The goods and services tax (GST) will replace the sales and services tax (SST). The rationale to introduce the GST is aimed at streamlining the present tax structure to make it more tax efficient, effective, transparent and business friendly.
The GST is aimed at simplifying the current consumption tax system by improving equity, reducing the number of separate taxes and broaden the revenue base.
Through the GST, the shortcomings of the SST will be addressed. The GST will be more socially equitable and economically efficient as it will be levied on consumption, not investment or profits of businesses.
Furthermore, the GST will broaden the tax base, enhance compliance and increase revenue collection for the Government. It will also protect the welfare of low-income and vulnerable groups as well as promote prudent spending among the people.
Among the benefits of the GST system is a fair and more transparent deal for consumers as they see the tax paid in the transaction.
It also distributes the burden of taxes to a larger section of the population leading to reduction in the cost of goods and services as businesses can claim input tax credits from the Government.
The private sector will benefit as well, as it is a transparent and neutral tax system as competing forms of economic activity are taxed in the same way. While exports of goods and services will be zero-rated, making local products and services more competitive in global markets.
This also encourages tourism as tourists would be entitled to a tax refund on goods and services purchased from participating retailers through the Tourist Refund Scheme.

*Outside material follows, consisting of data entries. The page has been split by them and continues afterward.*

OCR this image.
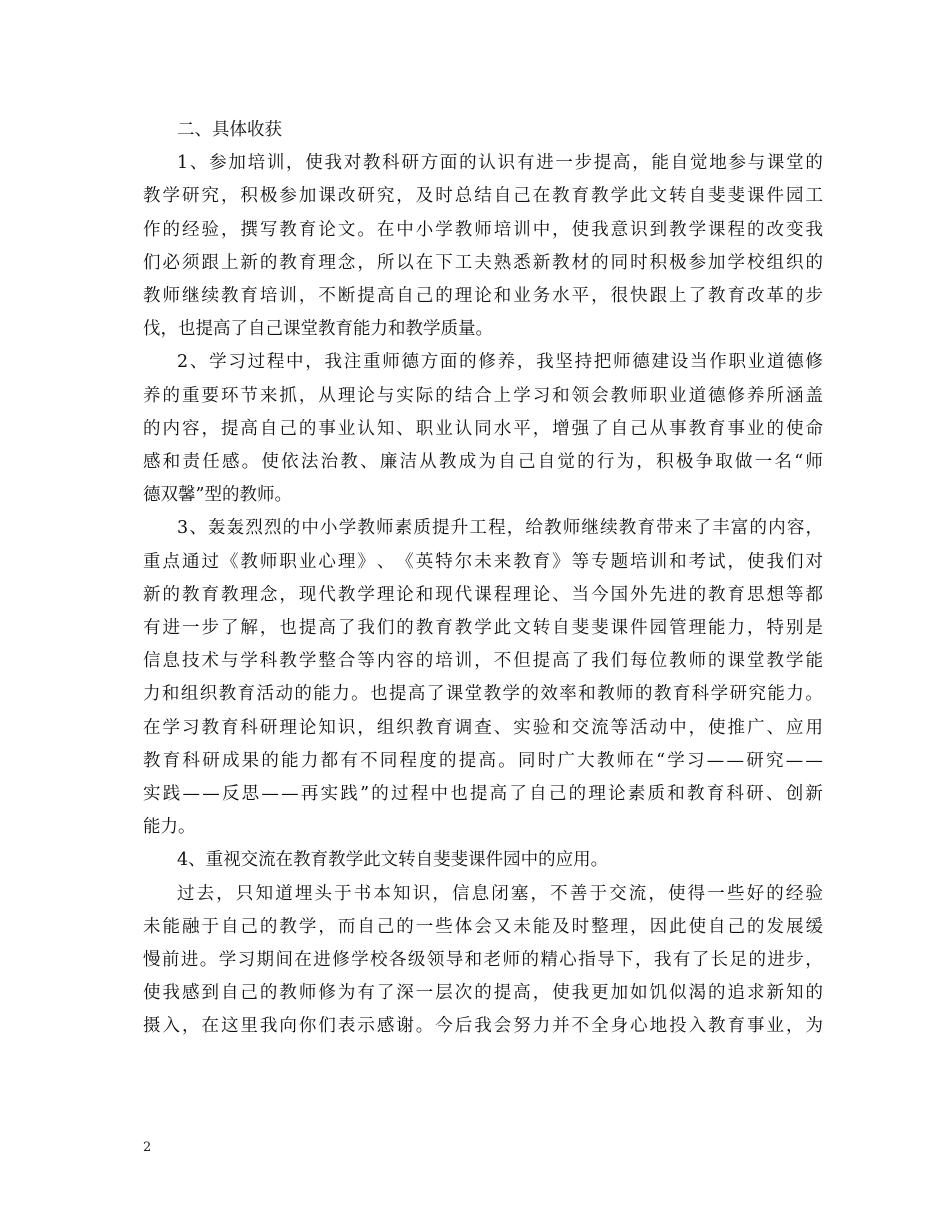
二、具体收获
1 、 参 加 培 训 ， 使 我 对 教 科 研 方 面 的 认 识 有 进 一 步 提 高 ， 能 自 觉 地 参 与 课 堂 的
教 学 研 究 ， 积 极 参 加 课 改 研 究 ， 及 时 总 结 自 己 在 教 育 教 学 此 文 转 自 斐 斐 课 件 园 工
作 的 经 验 ， 撰 写 教 育 论 文 。 在 中 小 学 教 师 培 训 中 ， 使 我 意 识 到 教 学 课 程 的 改 变 我
们 必 须 跟 上 新 的 教 育 理 念 ， 所 以 在 下 工 夫 熟 悉 新 教 材 的 同 时 积 极 参 加 学 校 组 织 的
教 师 继 续 教 育 培 训 ， 不 断 提 高 自 己 的 理 论 和 业 务 水 平 ， 很 快 跟 上 了 教 育 改 革 的 步
伐，也提高了自己课堂教育能力和教学质量。
2 、 学 习 过 程 中 ， 我 注 重 师 德 方 面 的 修 养 ， 我 坚 持 把 师 德 建 设 当 作 职 业 道 德 修
养 的 重 要 环 节 来 抓 ， 从 理 论 与 实 际 的 结 合 上 学 习 和 领 会 教 师 职 业 道 德 修 养 所 涵 盖
的 内 容 ， 提 高 自 己 的 事 业 认 知 、 职 业 认 同 水 平 ， 增 强 了 自 己 从 事 教 育 事 业 的 使 命
感 和 责 任 感 。 使 依 法 治 教 、 廉 洁 从 教 成 为 自 己 自 觉 的 行 为 ， 积 极 争 取 做 一 名 “ 师
德双馨”型的教师。
3 、 轰 轰 烈 烈 的 中 小 学 教 师 素 质 提 升 工 程 ， 给 教 师 继 续 教 育 带 来 了 丰 富 的 内 容 ，
重 点 通 过 《 教 师 职 业 心 理 》 、 《 英 特 尔 未 来 教 育 》 等 专 题 培 训 和 考 试 ， 使 我 们 对
新 的 教 育 教 理 念 ， 现 代 教 学 理 论 和 现 代 课 程 理 论 、 当 今 国 外 先 进 的 教 育 思 想 等 都
有 进 一 步 了 解 ， 也 提 高 了 我 们 的 教 育 教 学 此 文 转 自 斐 斐 课 件 园 管 理 能 力 ， 特 别 是
信 息 技 术 与 学 科 教 学 整 合 等 内 容 的 培 训 ， 不 但 提 高 了 我 们 每 位 教 师 的 课 堂 教 学 能
力 和 组 织 教 育 活 动 的 能 力 。 也 提 高 了 课 堂 教 学 的 效 率 和 教 师 的 教 育 科 学 研 究 能 力 。
在 学 习 教 育 科 研 理 论 知 识 ， 组 织 教 育 调 查 、 实 验 和 交 流 等 活 动 中 ， 使 推 广 、 应 用
教 育 科 研 成 果 的 能 力 都 有 不 同 程 度 的 提 高 。 同 时 广 大 教 师 在 “ 学 习 — — 研 究 — —
实 践 — — 反 思 — — 再 实 践 ” 的 过 程 中 也 提 高 了 自 己 的 理 论 素 质 和 教 育 科 研 、 创 新
能力。
4、重视交流在教育教学此文转自斐斐课件园中的应用。
过 去 ， 只 知 道 埋 头 于 书 本 知 识 ， 信 息 闭 塞 ， 不 善 于 交 流 ， 使 得 一 些 好 的 经 验
未 能 融 于 自 己 的 教 学 ， 而 自 己 的 一 些 体 会 又 未 能 及 时 整 理 ， 因 此 使 自 己 的 发 展 缓
慢 前 进 。 学 习 期 间 在 进 修 学 校 各 级 领 导 和 老 师 的 精 心 指 导 下 ， 我 有 了 长 足 的 进 步 ，
使 我 感 到 自 己 的 教 师 修 为 有 了 深 一 层 次 的 提 高 ， 使 我 更 加 如 饥 似 渴 的 追 求 新 知 的
摄 入 ， 在 这 里 我 向 你 们 表 示 感 谢 。 今 后 我 会 努 力 并 不 全 身 心 地 投 入 教 育 事 业 ， 为
2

Compliance costs in administering the GST is also lower as it is a streamlined tax system.
The GST is also a self-enforcing system, making avoidance difficult due to the input tax crediting mechanism.
It is anticipated that this GST system would address the shortcomings of the SST system.
Some of the key weaknesses of the SST system include the cascading effect due to multiple taxes. This can happen when two separate tax systems at times result in a cascading effect where an item may be taxed twice.
For instance, food and beverage that are subject to sales tax, if sold again by a licensee such as an operator of a hotel or restaurant are taxed a further 6% in the form of service taxes.
The service tax is, therefore, imposed on items that have already been taxed under the sales regime.